SB 878: Work hours: scheduling.
- Session Year: 2015-2016
- House: Senate
Existing law governs the relationship between an employer and an employee with regard to hiring, promotion, discipline, wages and hours, working conditions, and administrative and judicial remedies. Existing law authorizes the Labor Commissioner to investigate employee complaints and to conduct a hearing in any action to recover wages, penalties, and other demands for compensation.
This bill would require an employer, which includes a grocery store establishment, restaurant, or retail store establishment, to provide its employees with a work schedule at least 7 calendar days prior to the first shift on that work schedule, except as specified. The bill would require an employer, except as specified, to pay its employees modification pay for each previously scheduled shift that the employer cancels or moves to another date or time, for any previously unscheduled shift that the employer requires an employee to work, or for each on-call shift for which an employee is required to be available but is not called in to work that shift. The bill would require an employer to post a poster containing specified information regarding an employees right to receive modification pay and would require the Labor Commissioner to create the poster and make it available. The bill would define terms for those purposes, including, among others, a grocery store establishment, restaurant, or retail store establishment.

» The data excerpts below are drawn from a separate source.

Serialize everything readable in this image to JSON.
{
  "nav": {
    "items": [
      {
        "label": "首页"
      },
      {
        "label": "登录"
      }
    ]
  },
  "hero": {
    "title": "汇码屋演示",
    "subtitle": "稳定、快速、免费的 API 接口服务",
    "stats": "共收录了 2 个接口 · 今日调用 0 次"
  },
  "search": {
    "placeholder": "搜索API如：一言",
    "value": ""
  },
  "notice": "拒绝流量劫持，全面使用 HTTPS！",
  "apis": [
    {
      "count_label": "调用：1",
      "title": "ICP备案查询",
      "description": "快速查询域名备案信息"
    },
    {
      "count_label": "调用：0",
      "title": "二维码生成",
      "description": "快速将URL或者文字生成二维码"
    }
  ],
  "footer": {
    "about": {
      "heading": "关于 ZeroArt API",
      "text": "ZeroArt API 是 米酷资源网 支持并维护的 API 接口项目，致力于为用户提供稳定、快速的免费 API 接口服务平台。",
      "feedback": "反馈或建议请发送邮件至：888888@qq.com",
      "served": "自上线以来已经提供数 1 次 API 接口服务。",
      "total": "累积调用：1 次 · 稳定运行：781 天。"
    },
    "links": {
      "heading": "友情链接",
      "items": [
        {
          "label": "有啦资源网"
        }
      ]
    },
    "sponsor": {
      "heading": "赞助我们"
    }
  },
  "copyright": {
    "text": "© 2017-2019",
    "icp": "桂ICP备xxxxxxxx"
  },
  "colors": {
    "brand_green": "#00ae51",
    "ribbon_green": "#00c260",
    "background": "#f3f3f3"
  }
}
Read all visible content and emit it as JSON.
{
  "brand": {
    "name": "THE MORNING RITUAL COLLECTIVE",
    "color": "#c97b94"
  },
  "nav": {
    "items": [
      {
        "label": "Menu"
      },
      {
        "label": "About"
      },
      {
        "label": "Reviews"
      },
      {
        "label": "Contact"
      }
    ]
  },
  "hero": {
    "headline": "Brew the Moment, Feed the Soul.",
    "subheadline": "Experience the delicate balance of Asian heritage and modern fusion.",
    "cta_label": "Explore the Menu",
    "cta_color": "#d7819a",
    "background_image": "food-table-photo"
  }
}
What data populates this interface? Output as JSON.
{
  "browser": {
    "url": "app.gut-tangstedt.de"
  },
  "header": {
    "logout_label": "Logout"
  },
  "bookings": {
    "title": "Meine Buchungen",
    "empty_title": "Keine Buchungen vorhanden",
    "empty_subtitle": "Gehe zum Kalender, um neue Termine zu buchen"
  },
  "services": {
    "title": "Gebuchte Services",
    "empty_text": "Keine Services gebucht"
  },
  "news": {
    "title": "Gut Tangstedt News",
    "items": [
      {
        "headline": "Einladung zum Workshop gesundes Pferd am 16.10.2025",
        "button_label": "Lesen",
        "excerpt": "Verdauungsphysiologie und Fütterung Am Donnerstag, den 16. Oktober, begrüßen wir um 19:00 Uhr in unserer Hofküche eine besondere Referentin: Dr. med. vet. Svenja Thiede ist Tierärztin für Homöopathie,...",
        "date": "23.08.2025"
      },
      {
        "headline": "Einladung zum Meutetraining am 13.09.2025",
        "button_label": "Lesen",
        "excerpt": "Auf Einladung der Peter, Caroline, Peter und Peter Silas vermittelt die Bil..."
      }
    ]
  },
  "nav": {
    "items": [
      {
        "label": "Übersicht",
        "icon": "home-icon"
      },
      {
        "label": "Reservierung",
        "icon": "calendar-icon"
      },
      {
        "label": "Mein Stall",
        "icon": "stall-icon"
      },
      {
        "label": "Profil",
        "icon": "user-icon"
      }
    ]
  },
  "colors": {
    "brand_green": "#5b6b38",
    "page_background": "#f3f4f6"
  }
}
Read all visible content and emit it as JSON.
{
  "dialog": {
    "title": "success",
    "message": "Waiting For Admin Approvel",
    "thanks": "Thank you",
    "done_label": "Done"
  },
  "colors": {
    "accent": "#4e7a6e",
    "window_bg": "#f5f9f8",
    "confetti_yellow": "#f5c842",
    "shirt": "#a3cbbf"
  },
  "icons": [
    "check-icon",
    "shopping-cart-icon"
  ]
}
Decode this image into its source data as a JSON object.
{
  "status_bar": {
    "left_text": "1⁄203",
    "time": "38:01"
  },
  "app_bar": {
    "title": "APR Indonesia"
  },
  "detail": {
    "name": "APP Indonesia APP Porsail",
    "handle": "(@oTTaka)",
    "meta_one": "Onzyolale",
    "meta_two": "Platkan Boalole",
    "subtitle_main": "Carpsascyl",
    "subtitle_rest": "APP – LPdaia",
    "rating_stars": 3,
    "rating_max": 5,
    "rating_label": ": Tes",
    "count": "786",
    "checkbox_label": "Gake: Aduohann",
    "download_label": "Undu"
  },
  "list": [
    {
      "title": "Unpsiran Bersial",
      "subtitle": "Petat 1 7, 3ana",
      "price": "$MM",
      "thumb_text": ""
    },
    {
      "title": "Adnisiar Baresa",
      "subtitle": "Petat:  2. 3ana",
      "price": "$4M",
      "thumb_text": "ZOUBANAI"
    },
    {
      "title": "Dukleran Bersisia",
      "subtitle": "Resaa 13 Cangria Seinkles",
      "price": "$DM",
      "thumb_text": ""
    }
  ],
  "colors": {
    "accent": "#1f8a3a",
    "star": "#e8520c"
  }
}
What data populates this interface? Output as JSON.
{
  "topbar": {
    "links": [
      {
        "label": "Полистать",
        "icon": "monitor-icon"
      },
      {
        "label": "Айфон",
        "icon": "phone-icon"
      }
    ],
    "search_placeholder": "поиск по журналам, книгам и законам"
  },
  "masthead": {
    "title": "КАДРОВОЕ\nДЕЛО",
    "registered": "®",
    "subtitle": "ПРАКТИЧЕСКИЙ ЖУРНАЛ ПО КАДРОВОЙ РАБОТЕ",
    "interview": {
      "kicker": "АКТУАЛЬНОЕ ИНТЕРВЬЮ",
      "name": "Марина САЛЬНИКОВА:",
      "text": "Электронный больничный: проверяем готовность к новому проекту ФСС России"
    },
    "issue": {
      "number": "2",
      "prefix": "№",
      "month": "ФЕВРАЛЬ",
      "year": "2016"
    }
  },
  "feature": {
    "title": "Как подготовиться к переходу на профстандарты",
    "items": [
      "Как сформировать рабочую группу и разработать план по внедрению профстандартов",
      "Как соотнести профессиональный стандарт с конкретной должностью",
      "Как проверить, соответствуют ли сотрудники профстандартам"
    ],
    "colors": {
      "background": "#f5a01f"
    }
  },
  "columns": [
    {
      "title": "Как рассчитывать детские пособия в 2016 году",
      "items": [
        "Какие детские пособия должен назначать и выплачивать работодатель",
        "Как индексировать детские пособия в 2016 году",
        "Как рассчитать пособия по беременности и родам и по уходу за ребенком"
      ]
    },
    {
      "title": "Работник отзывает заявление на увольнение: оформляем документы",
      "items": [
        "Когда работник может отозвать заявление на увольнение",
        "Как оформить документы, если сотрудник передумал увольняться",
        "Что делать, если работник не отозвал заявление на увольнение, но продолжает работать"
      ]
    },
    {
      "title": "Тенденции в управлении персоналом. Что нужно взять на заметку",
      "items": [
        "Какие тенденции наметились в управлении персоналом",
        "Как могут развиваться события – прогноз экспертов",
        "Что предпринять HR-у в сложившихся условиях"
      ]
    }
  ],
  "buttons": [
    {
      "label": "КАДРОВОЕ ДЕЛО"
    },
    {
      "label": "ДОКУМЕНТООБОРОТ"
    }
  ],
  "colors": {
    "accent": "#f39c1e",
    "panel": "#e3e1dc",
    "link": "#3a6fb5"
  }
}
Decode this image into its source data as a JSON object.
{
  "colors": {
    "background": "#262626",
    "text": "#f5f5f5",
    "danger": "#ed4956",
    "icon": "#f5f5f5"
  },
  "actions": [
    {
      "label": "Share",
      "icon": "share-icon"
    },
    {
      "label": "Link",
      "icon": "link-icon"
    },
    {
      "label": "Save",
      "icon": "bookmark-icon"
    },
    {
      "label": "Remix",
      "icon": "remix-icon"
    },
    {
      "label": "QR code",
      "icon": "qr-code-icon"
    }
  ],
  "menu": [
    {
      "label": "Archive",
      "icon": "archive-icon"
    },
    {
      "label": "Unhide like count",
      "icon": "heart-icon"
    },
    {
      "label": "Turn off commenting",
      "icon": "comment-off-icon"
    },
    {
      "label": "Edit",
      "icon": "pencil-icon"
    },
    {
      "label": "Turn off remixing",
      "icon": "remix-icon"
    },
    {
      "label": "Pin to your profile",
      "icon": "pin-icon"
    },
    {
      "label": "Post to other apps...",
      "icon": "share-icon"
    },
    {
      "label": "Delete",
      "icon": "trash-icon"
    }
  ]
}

The bill would require the Labor Commissioner to enforce these requirements, including the investigation, mitigation, and relief of violations of these requirements. The bill would authorize the Labor Commissioner to impose specified administrative fines for violations and would authorize the commissioner, the Attorney General, an employee or person aggrieved by a violation of these provisions, or an entity a member of which is aggrieved by a violation of these provisions to recover specified civil penalties against an offender who violated these provisions on behalf of the aggrieved, as well as attorneys fees, costs, and interest.
The bill would not apply to certain categories of employees who meet specified requirements.
Existing law regulates railroad employee hours, and sets forth various penalties for violation of those provisions.
This bill would make nonsubstantive changes to those provisions.